The original text of S. 1199 would have expanded the child abuse reporting requirements set up in the 1990 law to any entity that received $10,000 or more in federal funding at any time in history. However, it specifically carved out formula grants to states, and that would have excluded public schools that receive federal grants from these reporting requirements. What’s more, “federal funding” in the original bill text included any grant, contract, subsidy, loan, or insurance received through the federal government by any entity, including faith-based entities.

Therefore, any religious school that received funding from, for example, a reduced-fee school lunch program could be required to report any employees who provide “religious guidance” regarding the harms of abortion or transgender treatments as committing child abuse. Or, for example, if parents take their child to a therapist who participates in the Affordable Care Act insurance program, the therapist might be forced to report those parents if they seek to prevent their minor child from undergoing a medically unnecessary, “gender-affirming” double mastectomy if the therapist considers it “coercive.”

Thankfully, Sens. Mike Lee, R-Utah, and Ted Cruz, R-Texas, realized the impact this language could have on well-meaning parents and organizations or employees who provide “religious guidance” and were able to secure a delay in the bill’s mark-up to discuss the problematic provisions.

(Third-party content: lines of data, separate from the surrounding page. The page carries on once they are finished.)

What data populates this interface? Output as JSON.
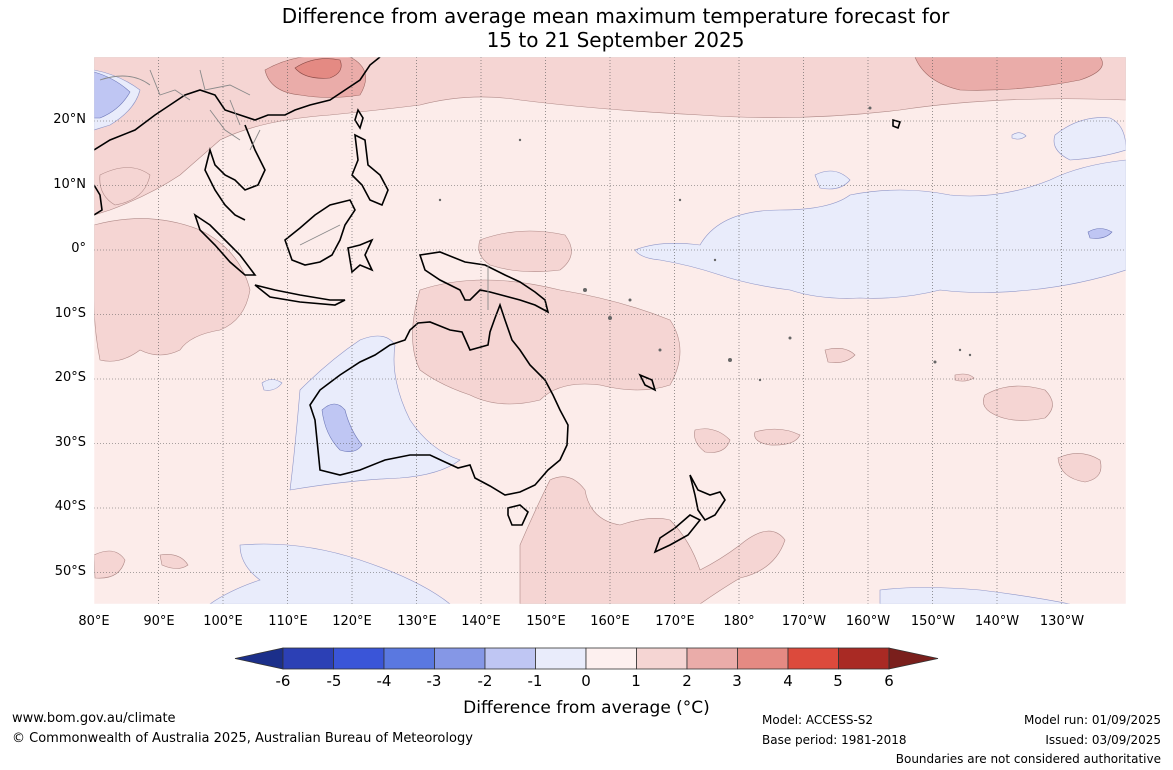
{
  "title": {
    "line1": "Difference from average mean maximum temperature forecast for",
    "line2": "15 to 21 September 2025"
  },
  "lat_labels": [
    "20°N",
    "10°N",
    "0°",
    "10°S",
    "20°S",
    "30°S",
    "40°S",
    "50°S"
  ],
  "lon_labels": [
    "80°E",
    "90°E",
    "100°E",
    "110°E",
    "120°E",
    "130°E",
    "140°E",
    "150°E",
    "160°E",
    "170°E",
    "180°",
    "170°W",
    "160°W",
    "150°W",
    "140°W",
    "130°W"
  ],
  "colorbar": {
    "ticks": [
      "-6",
      "-5",
      "-4",
      "-3",
      "-2",
      "-1",
      "0",
      "1",
      "2",
      "3",
      "4",
      "5",
      "6"
    ],
    "colors": [
      "#1b2f8a",
      "#2c40b5",
      "#3a55d8",
      "#5a78e0",
      "#8597e6",
      "#bfc6f3",
      "#e9ecfb",
      "#fdf0ef",
      "#f5d5d3",
      "#eaaca9",
      "#e48a83",
      "#dc4a3c",
      "#a92a24",
      "#7a1f1c"
    ],
    "title": "Difference from average (°C)"
  },
  "colors": {
    "land_default": "#fcecea",
    "above_1": "#f5d5d3",
    "above_2": "#eaaca9",
    "above_3": "#e48a83",
    "below_0": "#e9ecfb",
    "below_1": "#bfc6f3"
  },
  "footer": {
    "website": "www.bom.gov.au/climate",
    "copyright": "© Commonwealth of Australia 2025, Australian Bureau of Meteorology",
    "model": "Model: ACCESS-S2",
    "base_period": "Base period: 1981-2018",
    "model_run": "Model run: 01/09/2025",
    "issued": "Issued: 03/09/2025",
    "boundaries": "Boundaries are not considered authoritative"
  }
}
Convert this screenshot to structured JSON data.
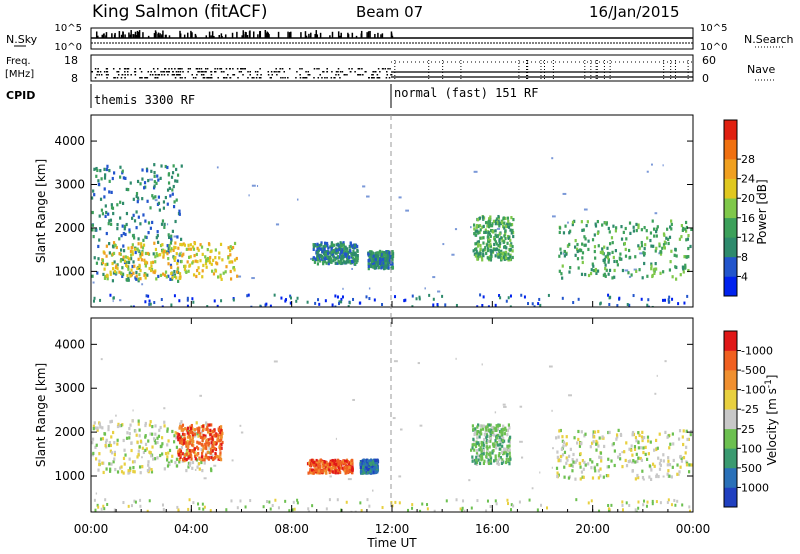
{
  "header": {
    "title": "King Salmon (fitACF)",
    "beam": "Beam 07",
    "date": "16/Jan/2015"
  },
  "noise_panel": {
    "left_label": "N.Sky",
    "right_label": "N.Search",
    "left_ticks": [
      "10^5",
      "10^0"
    ],
    "right_ticks": [
      "10^5",
      "10^0"
    ]
  },
  "freq_panel": {
    "left_label_line1": "Freq.",
    "left_label_line2": "[MHz]",
    "left_ticks": [
      "18",
      "8"
    ],
    "right_label": "Nave",
    "right_ticks": [
      "60",
      "0"
    ]
  },
  "cpid": {
    "label": "CPID",
    "segments": [
      {
        "name": "themis 3300 RF",
        "start_hour": 0
      },
      {
        "name": "normal (fast) 151 RF",
        "start_hour": 12
      }
    ]
  },
  "chart_data": [
    {
      "type": "heatmap",
      "panel": "power",
      "ylabel": "Slant Range [km]",
      "yticks": [
        1000,
        2000,
        3000,
        4000
      ],
      "ylim": [
        180,
        4600
      ],
      "xlim_hours": [
        0,
        24
      ],
      "colorbar": {
        "label": "Power [dB]",
        "ticks": [
          "4",
          "8",
          "12",
          "16",
          "20",
          "24",
          "28"
        ],
        "colors": [
          "#0022ee",
          "#2255cc",
          "#2e8a6c",
          "#3ca05a",
          "#7fc84a",
          "#e0c820",
          "#f0a020",
          "#f07010",
          "#e02010"
        ]
      },
      "regions": [
        {
          "x": [
            0.0,
            3.6
          ],
          "y": [
            800,
            3500
          ],
          "level": 2
        },
        {
          "x": [
            0.4,
            5.8
          ],
          "y": [
            850,
            1700
          ],
          "level": 5
        },
        {
          "x": [
            8.8,
            10.6
          ],
          "y": [
            1200,
            1700
          ],
          "level": 2
        },
        {
          "x": [
            11.0,
            12.0
          ],
          "y": [
            1100,
            1500
          ],
          "level": 2
        },
        {
          "x": [
            15.2,
            16.8
          ],
          "y": [
            1300,
            2300
          ],
          "level": 3
        },
        {
          "x": [
            18.6,
            23.9
          ],
          "y": [
            850,
            2200
          ],
          "level": 3
        }
      ]
    },
    {
      "type": "heatmap",
      "panel": "velocity",
      "ylabel": "Slant Range [km]",
      "yticks": [
        1000,
        2000,
        3000,
        4000
      ],
      "ylim": [
        180,
        4600
      ],
      "xlim_hours": [
        0,
        24
      ],
      "xlabel": "Time UT",
      "xticks": [
        "00:00",
        "04:00",
        "08:00",
        "12:00",
        "16:00",
        "20:00",
        "00:00"
      ],
      "colorbar": {
        "label": "Velocity [m s^-1]",
        "ticks": [
          "1000",
          "500",
          "100",
          "25",
          "-25",
          "-100",
          "-500",
          "-1000"
        ],
        "colors": [
          "#2040c0",
          "#2a70b8",
          "#3a9a70",
          "#6cc050",
          "#c8c8c8",
          "#e8d040",
          "#f09030",
          "#f06020",
          "#e01818"
        ]
      },
      "regions": [
        {
          "x": [
            0.0,
            4.8
          ],
          "y": [
            1100,
            2300
          ],
          "level": 4
        },
        {
          "x": [
            3.4,
            5.2
          ],
          "y": [
            1400,
            2200
          ],
          "level": 7
        },
        {
          "x": [
            8.6,
            10.4
          ],
          "y": [
            1100,
            1400
          ],
          "level": 7
        },
        {
          "x": [
            10.7,
            11.4
          ],
          "y": [
            1100,
            1400
          ],
          "level": 1
        },
        {
          "x": [
            15.1,
            16.7
          ],
          "y": [
            1300,
            2200
          ],
          "level": 3
        },
        {
          "x": [
            18.5,
            23.9
          ],
          "y": [
            950,
            2100
          ],
          "level": 4
        }
      ]
    }
  ]
}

After a few weeks of negotiations and drafting of various amendments, these senators were able to secure an agreement between Durbin and Sen. Lindsey Graham to apply an appropriate fix. Ultimately, the bill passed out of committee by a vote of 20-1, picking up co-sponsorships from Cruz and Sen. Josh Hawley along the way.

This type of scenario has played out many times before on Capitol Hill but with very different results. In an increasingly polarized Congress, seemingly bipartisan bills addressing commonsense issues like maternal mortality or youth mental health hide obscure textual provisions that have potential widespread, detrimental implications on issues like abortion, gender ideology, religion, and parental rights.

Generally, such provisions that are buried in the text go unnoticed until bills are signed into law. In this respect, getting things done quickly means sacrificing the hard work that ensures things get done “right.”

But the STOP CSAM Act is a perfect example of good political teamwork: Early and clear communication about problematic provisions can lead to truly bipartisan solutions—or at least it can slow the pace of movement of fast-tracked legislation to allow for more deliberation.

It takes members of Congress like Lee and Cruz, however—politicians who are willing to slow down so-called must-pass bills—in order to patiently and deliberately assess the legislation, identify concerns, draft appropriate fixes, and build a coalition for support among committee members.

While it may not be a regular occurrence in the Senate Judiciary Committee mark-up process, bipartisanship is possible.

It just takes determined leaders willing to do what’s right.